Man in the Middle: Thai Prime Minister Abhisit Vejjajiva
His mates back in Newcastle, where he was born, and at Eton, where he was schooled, knew him as Mark, a soccer fanatic who later scored first-class honors at Oxford. Today, Thailand's urbane Prime Minister, Abhisit Vejjajiva, says he dreamed of leading his Southeast Asian nation ever since he was a little boy, but he still seems more comfortable roaming the corridors of international diplomacy than engaging in the rough-and-tumble politics of his homeland. Just days ago, the 45-year-old economist headed to New York City to hobnob with world leaders at the U.N. General Assembly. In his inaugural speech to the international body on Sept. 26, Abhisit is expected to reference everything from sustainable development and foreign-investment incentives to the wisdom of Alfred Lord Tennyson. No doubt he will be warmly received.
Yet even as the international community fetes the fresh-faced Prime Minister, Abhisit is being accused back home of an increasing disconnect with Thais living outside the air-conditioned comfort of Bangkok. Despite a brightening economic outlook that his technocrat-filled administration is quick to take credit for, there's no doubt Thailand is fraying at the edges. On Sept. 19, two days before the PM jetted off to the U.N., more than 20,000 antigovernment demonstrators bedecked in their signature red shirts flooded the Thai capital from rural areas to mark the third anniversary of a military coup against their spiritual leader, exiled former Prime Minister Thaksin Shinawatra. The same day, nationalist yellow-clad protesters, who had helped pave Abhisit's path to power, clashed violently with villagers near the Cambodian border, where a border dispute simmers near an ancient temple complex. In the country's largely Muslim south, a campaign of separatist violence claimed more than a dozen victims in September; this year's death toll in the restive region has already reached around 350 and, if the pace of killings continues, the 2009 count will top last year's figure.
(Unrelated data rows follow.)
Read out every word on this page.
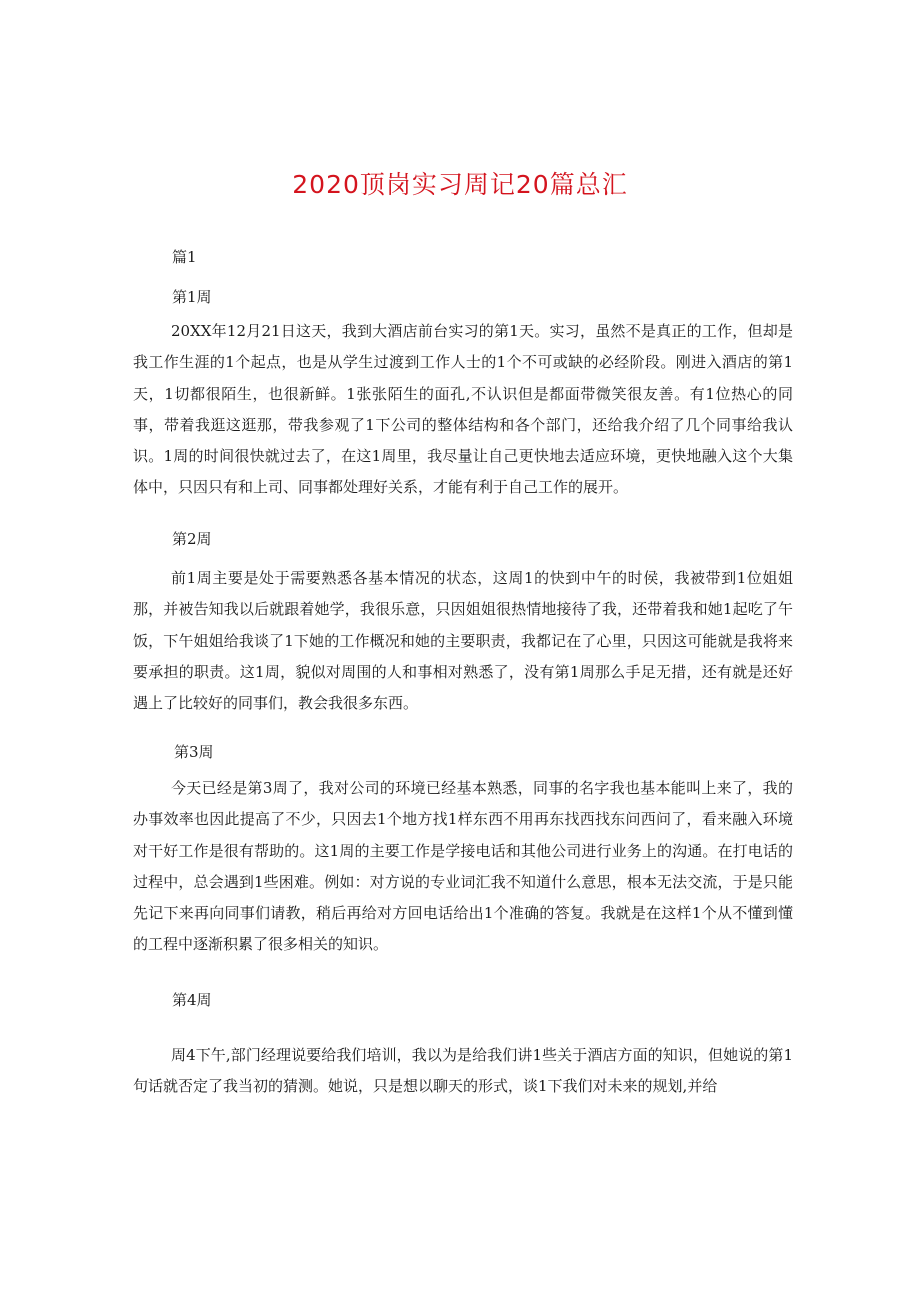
2020顶岗实习周记20篇总汇
篇1
第1周

20XX年12月21日这天，我到大酒店前台实习的第1天。实习，虽然不是真正的工作，但却是我工作生涯的1个起点，也是从学生过渡到工作人士的1个不可或缺的必经阶段。刚进入酒店的第1天，1切都很陌生，也很新鲜。1张张陌生的面孔,不认识但是都面带微笑很友善。有1位热心的同事，带着我逛这逛那，带我参观了1下公司的整体结构和各个部门，还给我介绍了几个同事给我认识。1周的时间很快就过去了，在这1周里，我尽量让自己更快地去适应环境，更快地融入这个大集体中，只因只有和上司、同事都处理好关系，才能有利于自己工作的展开。

第2周

前1周主要是处于需要熟悉各基本情况的状态，这周1的快到中午的时侯，我被带到1位姐姐那，并被告知我以后就跟着她学，我很乐意，只因姐姐很热情地接待了我，还带着我和她1起吃了午饭，下午姐姐给我谈了1下她的工作概况和她的主要职责，我都记在了心里，只因这可能就是我将来要承担的职责。这1周，貌似对周围的人和事相对熟悉了，没有第1周那么手足无措，还有就是还好遇上了比较好的同事们，教会我很多东西。

第3周

今天已经是第3周了，我对公司的环境已经基本熟悉，同事的名字我也基本能叫上来了，我的办事效率也因此提高了不少，只因去1个地方找1样东西不用再东找西找东问西问了，看来融入环境对干好工作是很有帮助的。这1周的主要工作是学接电话和其他公司进行业务上的沟通。在打电话的过程中，总会遇到1些困难。例如：对方说的专业词汇我不知道什么意思，根本无法交流，于是只能先记下来再向同事们请教，稍后再给对方回电话给出1个准确的答复。我就是在这样1个从不懂到懂的工程中逐渐积累了很多相关的知识。

第4周

周4下午,部门经理说要给我们培训，我以为是给我们讲1些关于酒店方面的知识，但她说的第1句话就否定了我当初的猜测。她说，只是想以聊天的形式，谈1下我们对未来的规划,并给
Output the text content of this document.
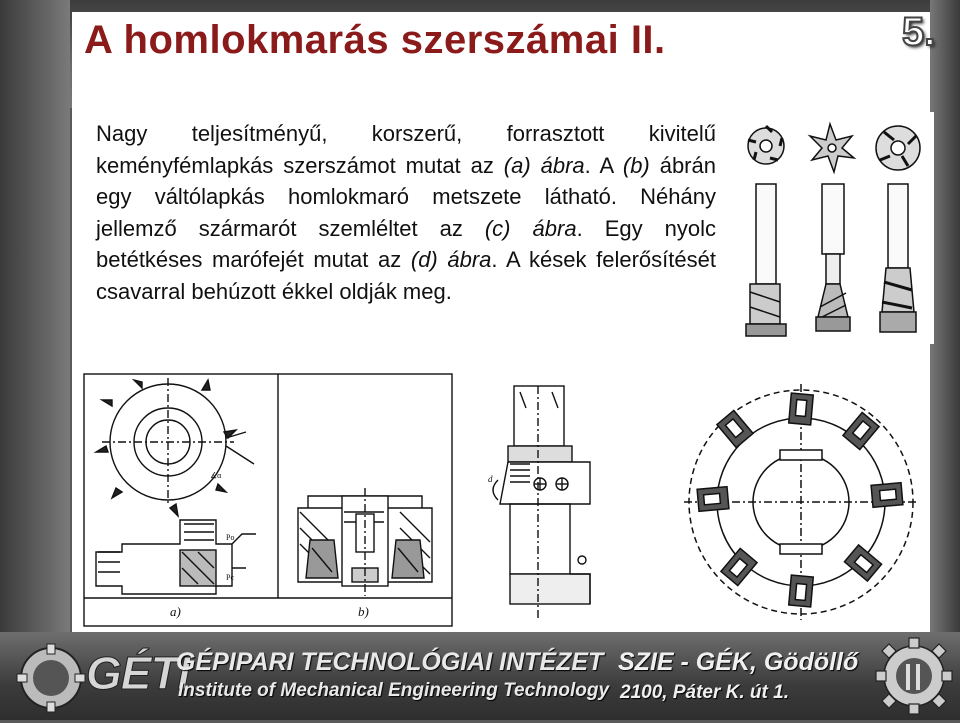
A homlokmarás szerszámai II.	5.
Nagy teljesítményű, korszerű, forrasztott kivitelű keményfémlapkás szerszámot mutat az (a) ábra. A (b) ábrán egy váltólapkás homlokmaró metszete látható. Néhány jellemző szármarót szemléltet az (c) ábra. Egy nyolc betétkéses marófejét mutat az (d) ábra. A kések felerősítését csavarral behúzott ékkel oldják meg.
∡α
Po
Pc
a)	b)
d
GÉTI
GÉPIPARI TECHNOLÓGIAI INTÉZET
Institute of Mechanical Engineering Technology
SZIE - GÉK, Gödöllő
2100, Páter K. út 1.
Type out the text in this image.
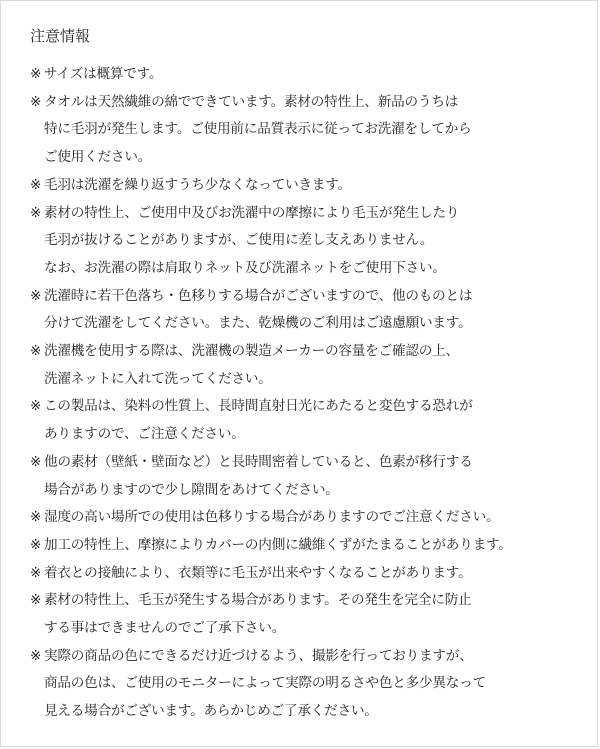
注意情報
※ サイズは概算です。
※ タオルは天然繊維の綿でできています。素材の特性上、新品のうちは
特に毛羽が発生します。ご使用前に品質表示に従ってお洗濯をしてから
ご使用ください。
※ 毛羽は洗濯を繰り返すうち少なくなっていきます。
※ 素材の特性上、ご使用中及びお洗濯中の摩擦により毛玉が発生したり
毛羽が抜けることがありますが、ご使用に差し支えありません。
なお、お洗濯の際は肩取りネット及び洗濯ネットをご使用下さい。
※ 洗濯時に若干色落ち・色移りする場合がございますので、他のものとは
分けて洗濯をしてください。また、乾燥機のご利用はご遠慮願います。
※ 洗濯機を使用する際は、洗濯機の製造メーカーの容量をご確認の上、
洗濯ネットに入れて洗ってください。
※ この製品は、染料の性質上、長時間直射日光にあたると変色する恐れが
ありますので、ご注意ください。
※ 他の素材（壁紙・壁面など）と長時間密着していると、色素が移行する
場合がありますので少し隙間をあけてください。
※ 湿度の高い場所での使用は色移りする場合がありますのでご注意ください。
※ 加工の特性上、摩擦によりカバーの内側に繊維くずがたまることがあります。
※ 着衣との接触により、衣類等に毛玉が出来やすくなることがあります。
※ 素材の特性上、毛玉が発生する場合があります。その発生を完全に防止
する事はできませんのでご了承下さい。
※ 実際の商品の色にできるだけ近づけるよう、撮影を行っておりますが、
商品の色は、ご使用のモニターによって実際の明るさや色と多少異なって
見える場合がございます。あらかじめご了承ください。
Little wonder, then, that the country's revered 81-year-old King Bhumibol Adulyadej — whose hospitalization on Sept. 19 for fever and fatigue only added to Thailand's overall sense of unease — cautioned in August that if national unity is not restored, the kingdom could "collapse."
Abhisit is not to blame for the deep national divides he inherited when he took office nine months ago. During his short tenure, he has diligently applied himself to the slow rebuilding of democratic institutions that have been eroded by nearly four years of political turbulence. But so far good intentions have not yielded many concrete results. "Abhisit is the first elected Prime Minister who said he would put human rights and justice at the forefront of his administration in order to promote national unity," says Sunai Phasuk, Thailand researcher for Human Rights Watch. "But he lacks the power to mobilize his coalition government to translate [that] into real action."